You wrote, correctly, that the second equation was not used at all. And the solutions of the system which consists of the other two equations are the triplets $$(x,y,z)$$ such that $$x=-2y$$ and that $$z=-y$$ indeed. Finally, there is not reason at all to pick $$x=1$$.

• worth pointing out, adding the first and third equations leads to $x-2z=0$ rather than $x-2y=0$ as the OP thinks. Nov 21, 2021 at 22:44
• @WillJagy In fact, but adding $3$ times the first equation to the third one leads indeed to $x=-2y$. Nov 21, 2021 at 22:46

Let me present an extreme version of your friend's argument:

By the first equation, we have

$$z = x + y$$

Then, simply choose $$x = y = 1$$ and conclude $$z = 2$$.

Thus, $$(1,1,2)$$ is a solution to the system!

Or to a ridiculous degree:

By ignoring all equations, we can choose $$x = y = z = 1$$ and so $$(1,1,1)$$ is a solution!

I hope this illuminates the issue with your friend's solution.

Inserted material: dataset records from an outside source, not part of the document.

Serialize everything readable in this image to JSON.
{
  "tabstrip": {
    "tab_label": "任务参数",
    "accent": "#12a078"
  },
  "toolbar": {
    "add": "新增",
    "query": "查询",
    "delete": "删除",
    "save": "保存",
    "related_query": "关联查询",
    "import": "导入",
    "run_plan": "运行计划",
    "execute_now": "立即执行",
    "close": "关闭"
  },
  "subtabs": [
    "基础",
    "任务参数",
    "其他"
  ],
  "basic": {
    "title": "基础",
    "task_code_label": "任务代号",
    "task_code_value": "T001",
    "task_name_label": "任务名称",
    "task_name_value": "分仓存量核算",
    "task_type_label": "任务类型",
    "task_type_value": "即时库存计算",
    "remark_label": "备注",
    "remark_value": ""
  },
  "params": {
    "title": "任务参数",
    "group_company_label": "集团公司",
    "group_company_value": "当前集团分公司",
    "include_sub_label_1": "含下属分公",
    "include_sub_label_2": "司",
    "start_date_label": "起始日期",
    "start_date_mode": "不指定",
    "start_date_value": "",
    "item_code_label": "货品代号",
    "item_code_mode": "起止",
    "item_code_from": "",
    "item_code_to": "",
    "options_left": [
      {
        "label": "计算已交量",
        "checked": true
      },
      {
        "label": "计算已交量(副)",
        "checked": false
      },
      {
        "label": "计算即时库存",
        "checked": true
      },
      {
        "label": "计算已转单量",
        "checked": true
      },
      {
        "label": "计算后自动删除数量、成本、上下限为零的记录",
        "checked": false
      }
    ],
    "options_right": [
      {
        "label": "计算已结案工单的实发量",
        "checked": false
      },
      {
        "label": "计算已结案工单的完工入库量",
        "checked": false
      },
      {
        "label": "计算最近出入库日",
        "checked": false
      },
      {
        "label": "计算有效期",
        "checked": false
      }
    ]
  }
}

Each equation potentially restricts the possible solutions to the system, and so each equation not used potentially un-restricts those solutions to ones which are not actually valid.

One more example to demonstrate this fact:

Consider the system of two equations for one variable, \begin{align*} x &= 1 \\ x &= 2 \end{align*} By limiting our scope to only one equation, we may conclude either that $$1$$ is a solution or that $$2$$ is a solution, but in reality there are (obviously) no solutions, and so both are wrong.

We can begin by substituting $$(2)$$ into $$(1)$$ or $$(3)$$. The problem is, using $$(2)$$, we find a contradiction between $$(4)$$ and $$(6)$$

\begin{align} z-x-y=0 \implies -x-y+z&=0 \tag{1}\\ z-2x=0 \implies z&=2x \tag{2}\\ 2x+y-3z=0\implies 2(x)+y-3z&=0 \tag{3} \end{align} Substitute $$(2)$$ into $$(1)$$ then $$(4)$$ into $$(3)$$

\begin{align} -x-y+(2x)=0\implies x&=y \tag{4}\\ 2(x)+y-3z=0\implies 3y-3z&= 0\tag{5}\\ \implies y=z\implies y&=2x \tag{6} \end{align}

or we can combine $$(1)$$ and $$(3)$$ as you did.

Sometimes rearranged things are earier to "see" \begin{align} z-x-y=0 \implies -x-y+z=0 \tag{1}\\ z-2x=0 \implies -2x+0y+z=0 \tag{2}\\ 2x+y-3z=0\implies 2(x)+y-3z=0 \tag{3} \end{align} Add $$(1)$$ to $$(3)$$, substitute $$(4)$$ into $$(3)$$ then $$(5)$$ into $$(6)$$, etc.

\begin{align} x-2z=0\implies x&=(2z) \tag{4} \\ \implies z&=\frac{x}{2} \tag{5}\\ 2(2z)+y-3z=0\implies y&=(-z) \tag{6}\\ \implies y&=\frac{-x}{2} \tag{7} \end{align}

Setting $$x=1\quad \bigg(x,\dfrac{-x}{2},\dfrac{x}{2}\bigg) =\bigg(1,\dfrac{-1}{2},\dfrac{1}{2}\bigg)$$

It might be useful to see what you actually did solve: the set of three equations:

$$z-x-y=0$$

$$x=1$$

$$2x+y-3z=0$$

I've removed the equation that wasn't used, and replaced it with an equation that was used. <1,−1/2,1/2> is a solution to this particular problem. For this particular problem, I wouldn't start by combining 1 and 3. Instead, I'd first substitute 2 into 1 and then 2 into 3.

It's still a similar sort of problem: the intersection of three planes. But if should be fairly clear that by choosing different planes, you can get different solutions.